Masilda jeta un regard aux autres mages, puis reporta son attention sur Iselia, avec beaucoup de sérieux.

— Iselia, je sais qu’on peut te faire confiance, mais je me dois de te dire que tout ceci est important, plus que tu ne l’imagines. 

Évidemment qu’elle s’en doutait. Elle enseignait depuis longtemps dans l’académie et jamais elle n’avait connu de tels évènements. Elle ignorait ce qui se tramait, mais elle savait qu’elle ne devait pas prendre la situation à la légère. Elle resta silencieuse, et attendit la suite des explications.

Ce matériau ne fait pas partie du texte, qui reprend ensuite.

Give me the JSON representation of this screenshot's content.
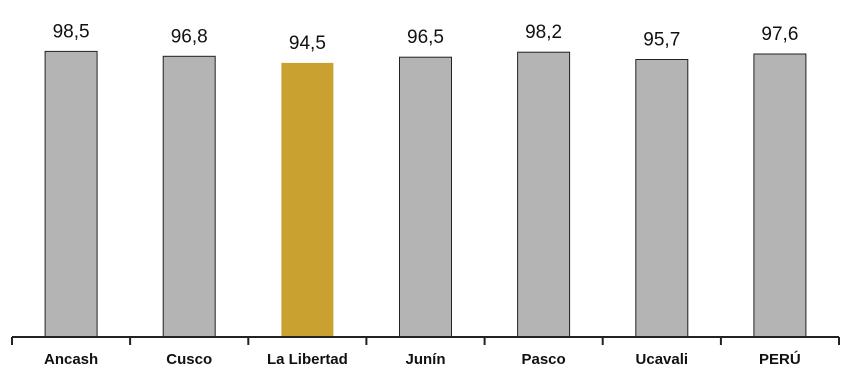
{
  "chart_data": {
    "type": "bar",
    "categories": [
      "Ancash",
      "Cusco",
      "La Libertad",
      "Junín",
      "Pasco",
      "Ucavali",
      "PERÚ"
    ],
    "values": [
      98.5,
      96.8,
      94.5,
      96.5,
      98.2,
      95.7,
      97.6
    ],
    "value_labels": [
      "98,5",
      "96,8",
      "94,5",
      "96,5",
      "98,2",
      "95,7",
      "97,6"
    ],
    "ylim": [
      0,
      100
    ],
    "grid": false,
    "legend": "none",
    "highlight_index": 2,
    "colors": {
      "bar": "#b4b4b4",
      "highlight": "#c9a130",
      "outline": "#222222",
      "axis": "#222222"
    }
  }
}
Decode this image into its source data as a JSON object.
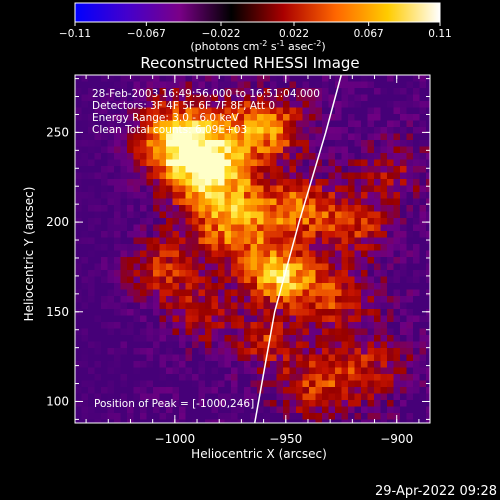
{
  "colorbar": {
    "ticks": [
      "-0.11",
      "-0.067",
      "-0.022",
      "0.022",
      "0.067",
      "0.11"
    ],
    "units_text": "(photons cm",
    "units_exp1": "-2",
    "units_mid": " s",
    "units_exp2": "-1",
    "units_end": " asec",
    "units_exp3": "-2",
    "units_close": ")",
    "range": [
      -0.11,
      0.11
    ],
    "colors": [
      "#0000ff",
      "#4400cc",
      "#7a0088",
      "#000000",
      "#aa0000",
      "#ff6600",
      "#ffcc00",
      "#ffffff"
    ]
  },
  "chart_data": {
    "type": "heatmap",
    "title": "Reconstructed RHESSI Image",
    "xlabel": "Heliocentric X (arcsec)",
    "ylabel": "Heliocentric Y (arcsec)",
    "xlim": [
      -1045,
      -885
    ],
    "ylim": [
      88,
      282
    ],
    "xticks": [
      -1000,
      -950,
      -900
    ],
    "xtick_labels": [
      "−1000",
      "−950",
      "−900"
    ],
    "yticks": [
      100,
      150,
      200,
      250
    ],
    "ytick_labels": [
      "100",
      "150",
      "200",
      "250"
    ],
    "limb_curve": [
      [
        -964,
        88
      ],
      [
        -955,
        150
      ],
      [
        -944,
        200
      ],
      [
        -932,
        250
      ],
      [
        -925,
        282
      ]
    ],
    "peak": [
      -1000,
      246
    ],
    "annotations": {
      "line1": "28-Feb-2003 16:49:56.000 to 16:51:04.000",
      "line2": "Detectors: 3F 4F 5F 6F 7F 8F, Att 0",
      "line3": "Energy Range: 3.0 - 6.0 keV",
      "line4": "Clean     Total counts: 6.09E+03",
      "peak_label": "Position of Peak = [-1000,246]"
    }
  },
  "timestamp": "29-Apr-2022 09:28"
}
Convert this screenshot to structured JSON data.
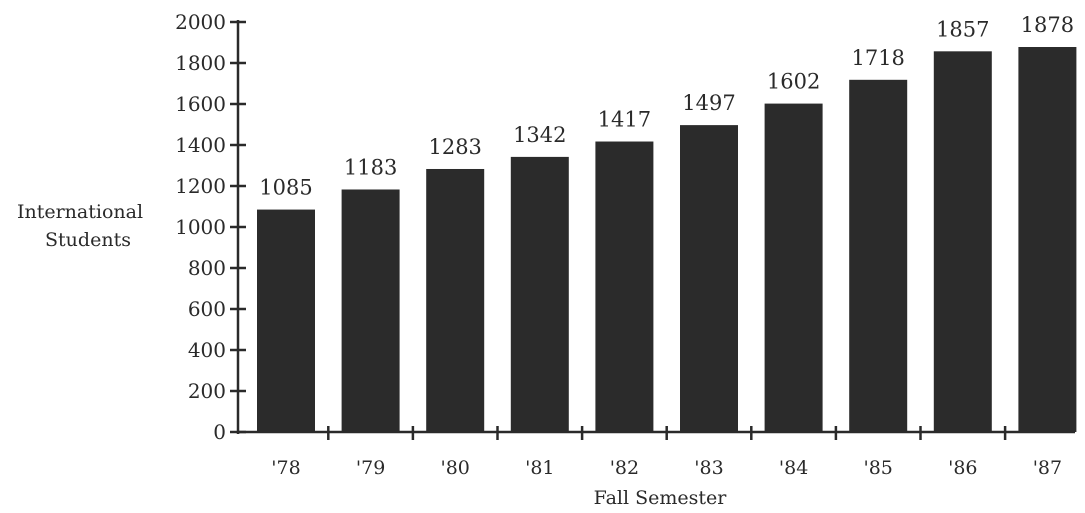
{
  "chart_data": {
    "type": "bar",
    "categories": [
      "'78",
      "'79",
      "'80",
      "'81",
      "'82",
      "'83",
      "'84",
      "'85",
      "'86",
      "'87"
    ],
    "values": [
      1085,
      1183,
      1283,
      1342,
      1417,
      1497,
      1602,
      1718,
      1857,
      1878
    ],
    "value_labels": [
      "1085",
      "1183",
      "1283",
      "1342",
      "1417",
      "1497",
      "1602",
      "1718",
      "1857",
      "1878"
    ],
    "y_ticks": [
      0,
      200,
      400,
      600,
      800,
      1000,
      1200,
      1400,
      1600,
      1800,
      2000
    ],
    "y_tick_labels": [
      "0",
      "200",
      "400",
      "600",
      "800",
      "1000",
      "1200",
      "1400",
      "1600",
      "1800",
      "2000"
    ],
    "ylim": [
      0,
      2000
    ],
    "title": "",
    "xlabel": "Fall Semester",
    "ylabel": [
      "International",
      "Students"
    ],
    "grid": false,
    "legend": "none",
    "bar_color": "#2b2b2b",
    "axis_color": "#2a2a2a"
  }
}
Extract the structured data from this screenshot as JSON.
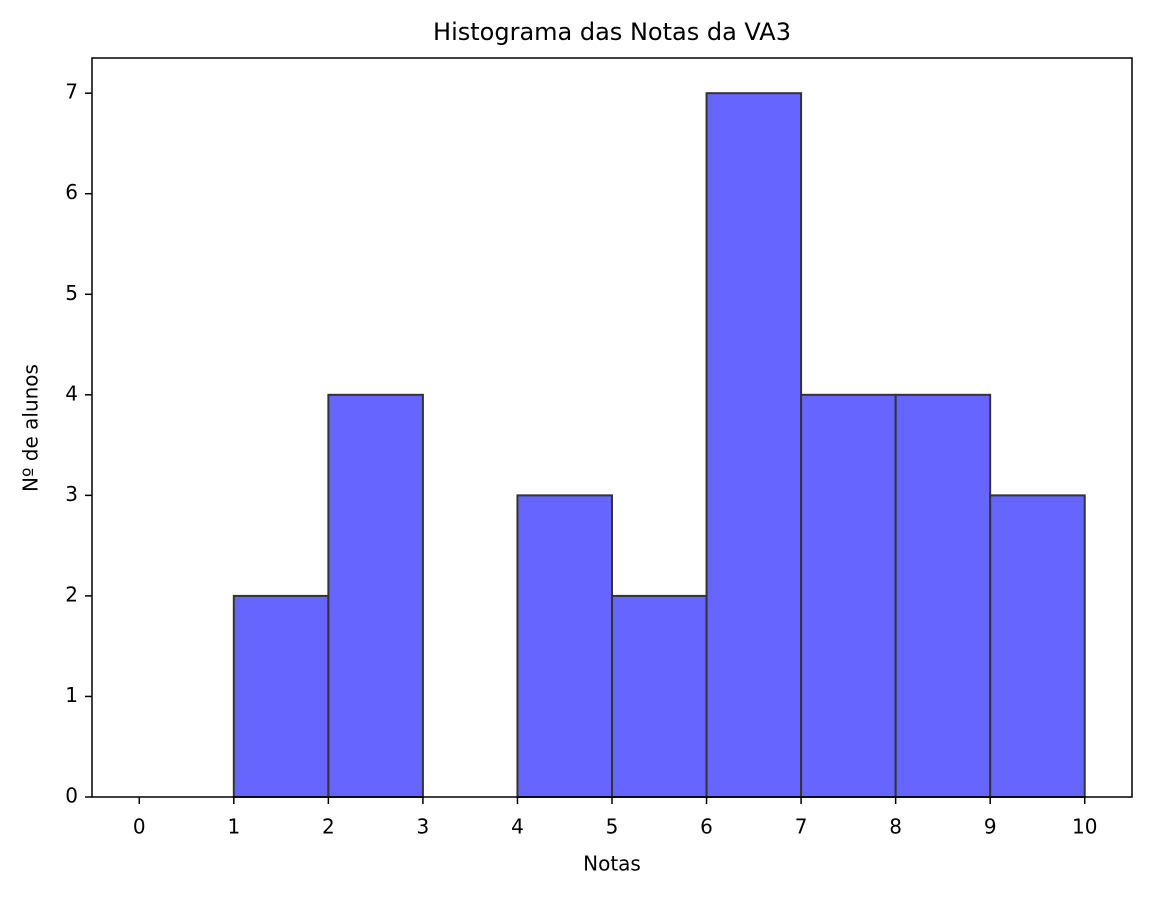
{
  "chart_data": {
    "type": "histogram",
    "title": "Histograma das Notas da VA3",
    "xlabel": "Notas",
    "ylabel": "Nº de alunos",
    "bins": [
      0,
      1,
      2,
      3,
      4,
      5,
      6,
      7,
      8,
      9,
      10
    ],
    "values": [
      0,
      2,
      4,
      0,
      3,
      2,
      7,
      4,
      4,
      3
    ],
    "color": "#6666ff",
    "edgecolor": "#333333",
    "xlim": [
      -0.5,
      10.5
    ],
    "ylim": [
      0,
      7.35
    ],
    "xticks": [
      0,
      1,
      2,
      3,
      4,
      5,
      6,
      7,
      8,
      9,
      10
    ],
    "yticks": [
      0,
      1,
      2,
      3,
      4,
      5,
      6,
      7
    ],
    "grid": false
  }
}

— La plupart des attaques visaient Anasteria, expliqua Masilda. Mais je pense que tu t’en doutais déjà.
— Oui, j’ai entendu Vari. Il parlait à quelqu’un, une fille. Et elle a dit qu’Anasteria était une héritière… Est-ce que ça veut dire… ?
— Non, intervint Voxana. Elle n’a rien à voir avec la famille Trivaly. Ce n’est pas ce genre d’héritière. Disons simplement qu’elle possède un certain pouvoir, le reste ne vous concerne pas.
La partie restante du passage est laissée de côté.